BOP is a statement that summarises an economy’s transactions with the rest of the world for a specified time period.
The BOP, also known as balance of international payments, encompassed all transactions between a country’s residents and its non-residents involving goods, services and income; financial claims on and liabilities to the rest of the world; and transfers such as gifts.
In the September 2013 Quarterly Economic Bulletin (QEB) overview, Bakani said a deficit in the current account, more than offset a surplus in the capital and financial account.
He said deficit in the current account was attributed to a lower trade surplus and higher net service payments.
“The surplus in capital and financial account was mainly due to inflows from capital transfers and other investments, which more than offset higher net outflows from portfolio investments.”
Bakani said level of gross foreign exchange reserves at the end of September this year was K7.24 billion (US$3 billion), sufficient for 8.4 months of total and 13 months of non-mineral import cover.
Bakani said the bank maintained a neutral stance of monetary policy by keeping kina facility rate unchanged at 6.25% over the September quarter of 2013, following low inflation outcomes in the first two quarters of 2013.

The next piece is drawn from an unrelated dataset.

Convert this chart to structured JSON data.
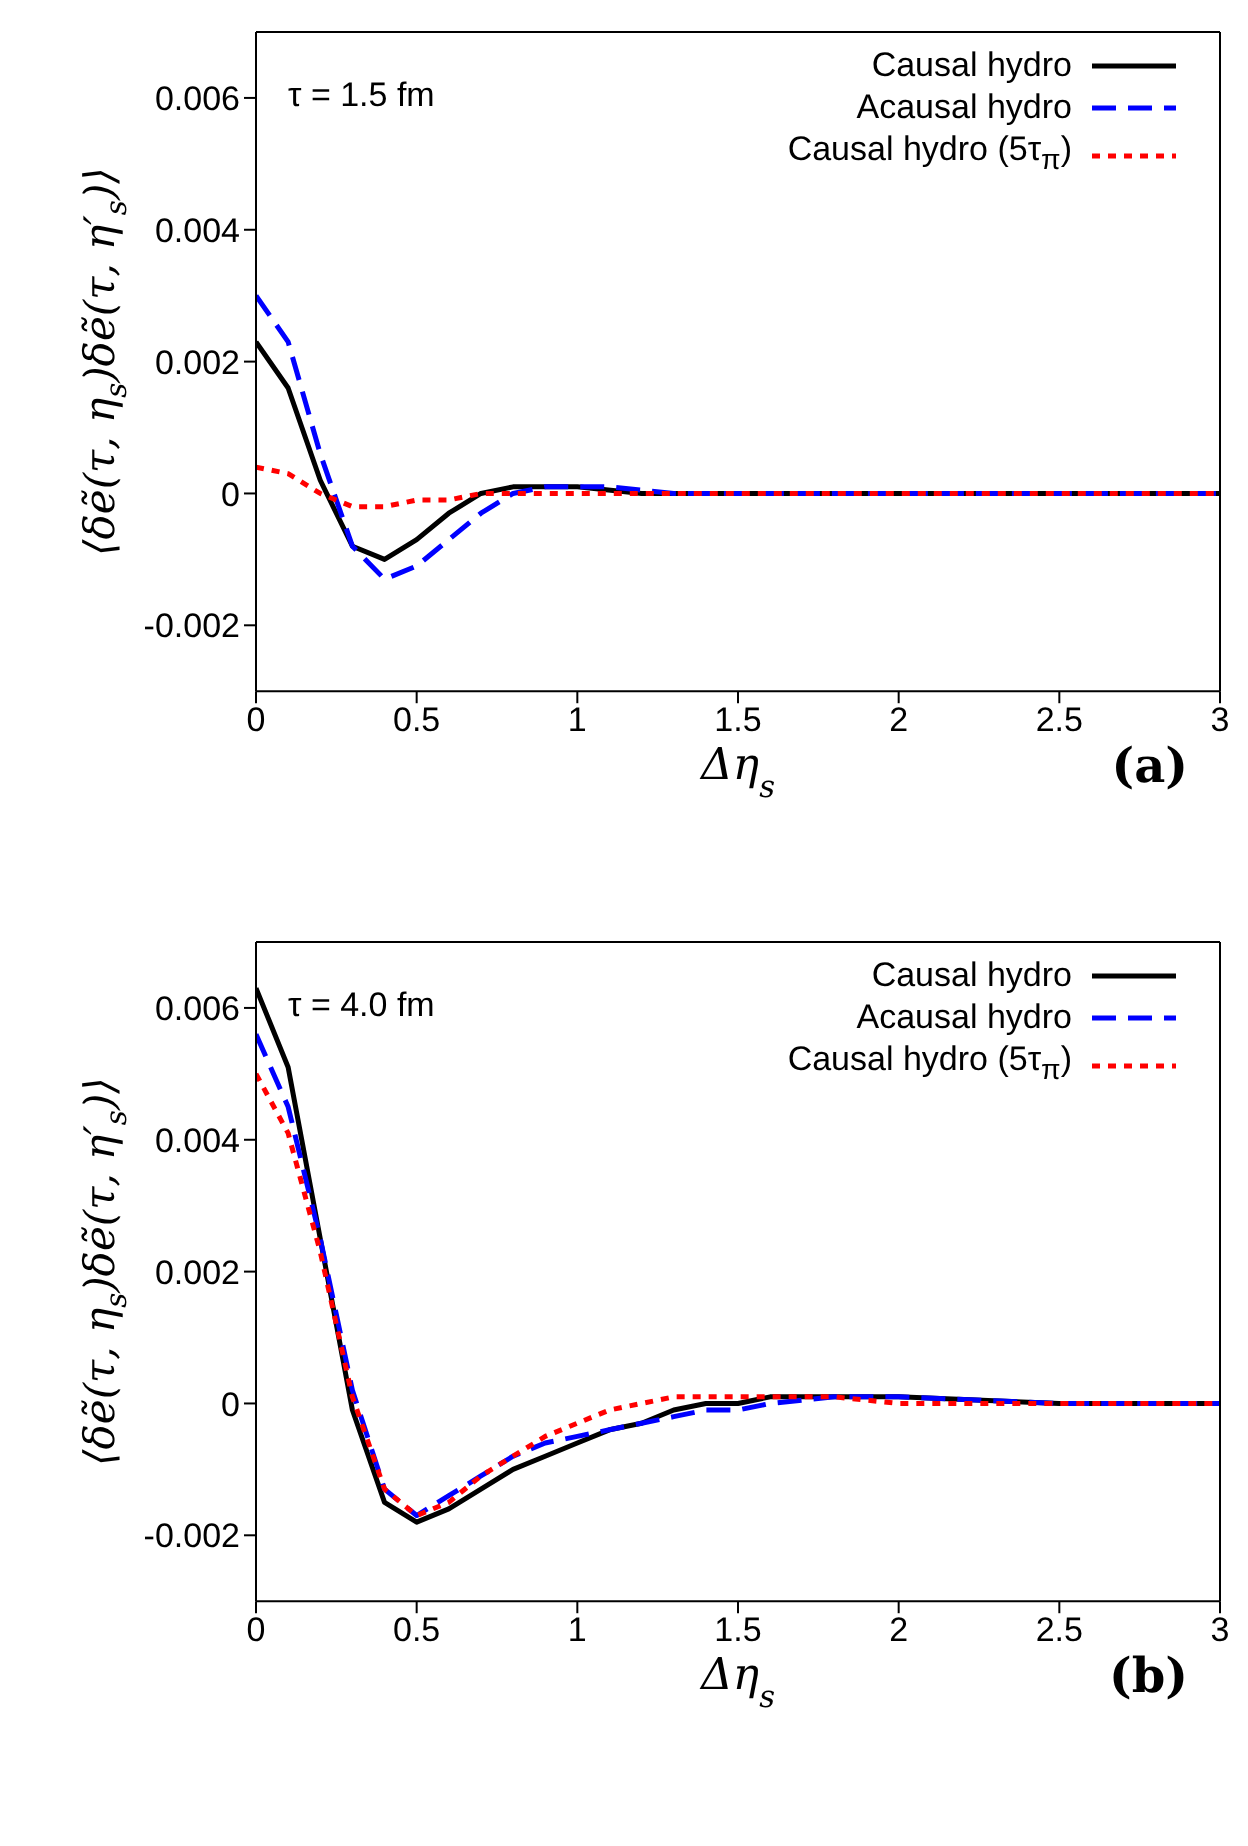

He said domestic interest rates moved upwards between the end of June and September 2013.
“The bank continued to utilise its open market operation (OMO) instruments in conduct of monetary policy in September quarter of 2013”.

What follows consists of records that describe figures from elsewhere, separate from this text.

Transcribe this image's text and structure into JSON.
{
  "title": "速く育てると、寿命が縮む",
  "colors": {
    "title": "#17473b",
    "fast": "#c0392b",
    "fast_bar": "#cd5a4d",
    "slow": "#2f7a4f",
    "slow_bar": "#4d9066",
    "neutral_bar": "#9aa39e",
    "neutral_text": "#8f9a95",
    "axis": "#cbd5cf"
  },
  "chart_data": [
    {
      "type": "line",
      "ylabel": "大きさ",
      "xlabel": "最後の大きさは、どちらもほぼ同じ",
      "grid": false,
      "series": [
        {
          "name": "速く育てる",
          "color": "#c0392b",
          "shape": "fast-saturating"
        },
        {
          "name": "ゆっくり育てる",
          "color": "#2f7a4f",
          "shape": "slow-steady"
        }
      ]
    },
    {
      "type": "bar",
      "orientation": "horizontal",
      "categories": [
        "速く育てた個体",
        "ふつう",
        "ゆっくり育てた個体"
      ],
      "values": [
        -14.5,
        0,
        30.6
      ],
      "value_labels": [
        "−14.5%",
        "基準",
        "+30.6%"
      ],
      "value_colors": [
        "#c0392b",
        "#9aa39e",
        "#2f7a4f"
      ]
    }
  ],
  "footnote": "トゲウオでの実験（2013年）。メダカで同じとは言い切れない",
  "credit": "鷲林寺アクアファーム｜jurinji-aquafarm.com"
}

Bakani said there was a net retirement totalling K466.2 million in central bank bills during the quarter.
“The government also made a net retirement of K120.5 million in treasury bills while issuing a total of K266 million of inscribed stock during the quarter.

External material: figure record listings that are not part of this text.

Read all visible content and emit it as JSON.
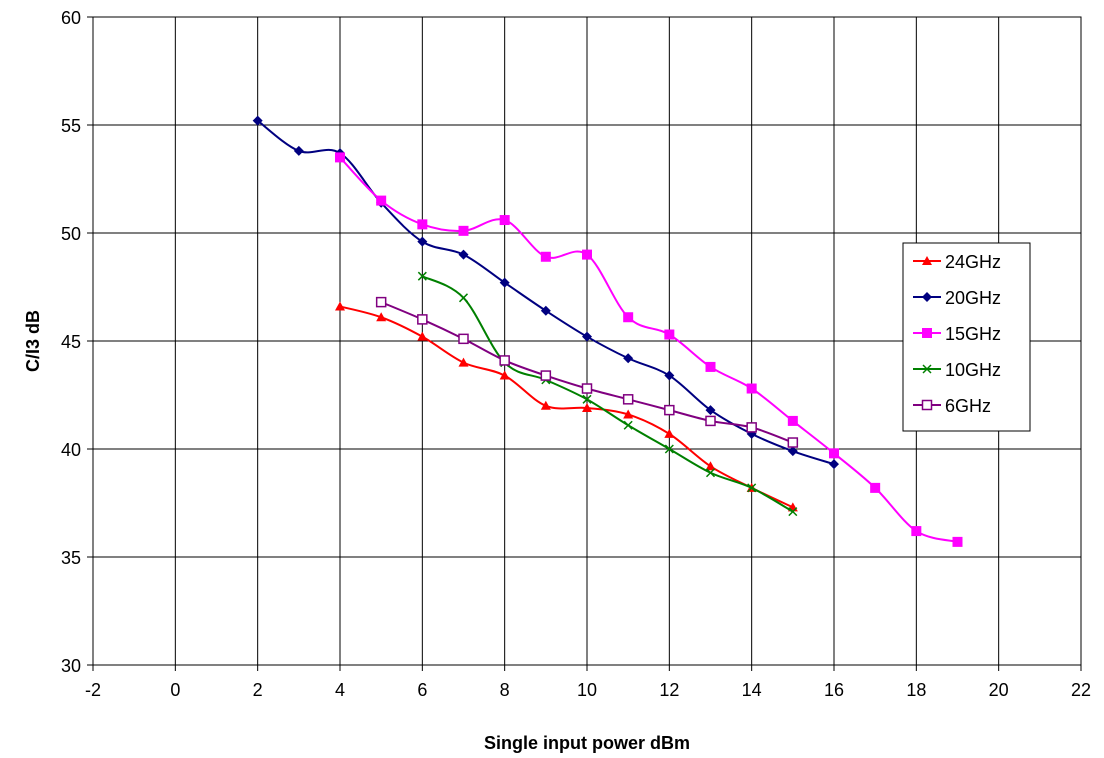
{
  "chart_data": {
    "type": "line",
    "xlabel": "Single input power dBm",
    "ylabel": "C/I3 dB",
    "xlim": [
      -2,
      22
    ],
    "ylim": [
      30,
      60
    ],
    "x_ticks": [
      -2,
      0,
      2,
      4,
      6,
      8,
      10,
      12,
      14,
      16,
      18,
      20,
      22
    ],
    "y_ticks": [
      30,
      35,
      40,
      45,
      50,
      55,
      60
    ],
    "grid": true,
    "legend_position": "right",
    "series": [
      {
        "name": "24GHz",
        "color": "#ff0000",
        "marker": "triangle",
        "points": [
          [
            4,
            46.6
          ],
          [
            5,
            46.1
          ],
          [
            6,
            45.2
          ],
          [
            7,
            44.0
          ],
          [
            8,
            43.4
          ],
          [
            9,
            42.0
          ],
          [
            10,
            41.9
          ],
          [
            11,
            41.6
          ],
          [
            12,
            40.7
          ],
          [
            13,
            39.2
          ],
          [
            14,
            38.2
          ],
          [
            15,
            37.3
          ]
        ]
      },
      {
        "name": "20GHz",
        "color": "#000080",
        "marker": "diamond",
        "points": [
          [
            2,
            55.2
          ],
          [
            3,
            53.8
          ],
          [
            4,
            53.7
          ],
          [
            5,
            51.4
          ],
          [
            6,
            49.6
          ],
          [
            7,
            49.0
          ],
          [
            8,
            47.7
          ],
          [
            9,
            46.4
          ],
          [
            10,
            45.2
          ],
          [
            11,
            44.2
          ],
          [
            12,
            43.4
          ],
          [
            13,
            41.8
          ],
          [
            14,
            40.7
          ],
          [
            15,
            39.9
          ],
          [
            16,
            39.3
          ]
        ]
      },
      {
        "name": "15GHz",
        "color": "#ff00ff",
        "marker": "square",
        "points": [
          [
            4,
            53.5
          ],
          [
            5,
            51.5
          ],
          [
            6,
            50.4
          ],
          [
            7,
            50.1
          ],
          [
            8,
            50.6
          ],
          [
            9,
            48.9
          ],
          [
            10,
            49.0
          ],
          [
            11,
            46.1
          ],
          [
            12,
            45.3
          ],
          [
            13,
            43.8
          ],
          [
            14,
            42.8
          ],
          [
            15,
            41.3
          ],
          [
            16,
            39.8
          ],
          [
            17,
            38.2
          ],
          [
            18,
            36.2
          ],
          [
            19,
            35.7
          ]
        ]
      },
      {
        "name": "10GHz",
        "color": "#008000",
        "marker": "x",
        "points": [
          [
            6,
            48.0
          ],
          [
            7,
            47.0
          ],
          [
            8,
            44.0
          ],
          [
            9,
            43.2
          ],
          [
            10,
            42.3
          ],
          [
            11,
            41.1
          ],
          [
            12,
            40.0
          ],
          [
            13,
            38.9
          ],
          [
            14,
            38.2
          ],
          [
            15,
            37.1
          ]
        ]
      },
      {
        "name": "6GHz",
        "color": "#800080",
        "marker": "open-square",
        "points": [
          [
            5,
            46.8
          ],
          [
            6,
            46.0
          ],
          [
            7,
            45.1
          ],
          [
            8,
            44.1
          ],
          [
            9,
            43.4
          ],
          [
            10,
            42.8
          ],
          [
            11,
            42.3
          ],
          [
            12,
            41.8
          ],
          [
            13,
            41.3
          ],
          [
            14,
            41.0
          ],
          [
            15,
            40.3
          ]
        ]
      }
    ]
  }
}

“The cash reserve requirement for commercial banks was maintained at 8% in the September quarter, 2013.”
Meanwhile, Bakani said the average level of broad money supply increased by 2.4% in September quarter this year, compared with an increase of 4.1% in the June quarter.
“This was mainly influenced by an increase in average net claims on central government as a result of increased issuances of securities and drawdown of government deposits, combined with an increase of 4.7% in average credit to private sector.
“Average net domestic claims outstanding, excluding net claims on the central government, increased by 3.1% in the September quarter, following an increase of 3.8% in the June quarter.”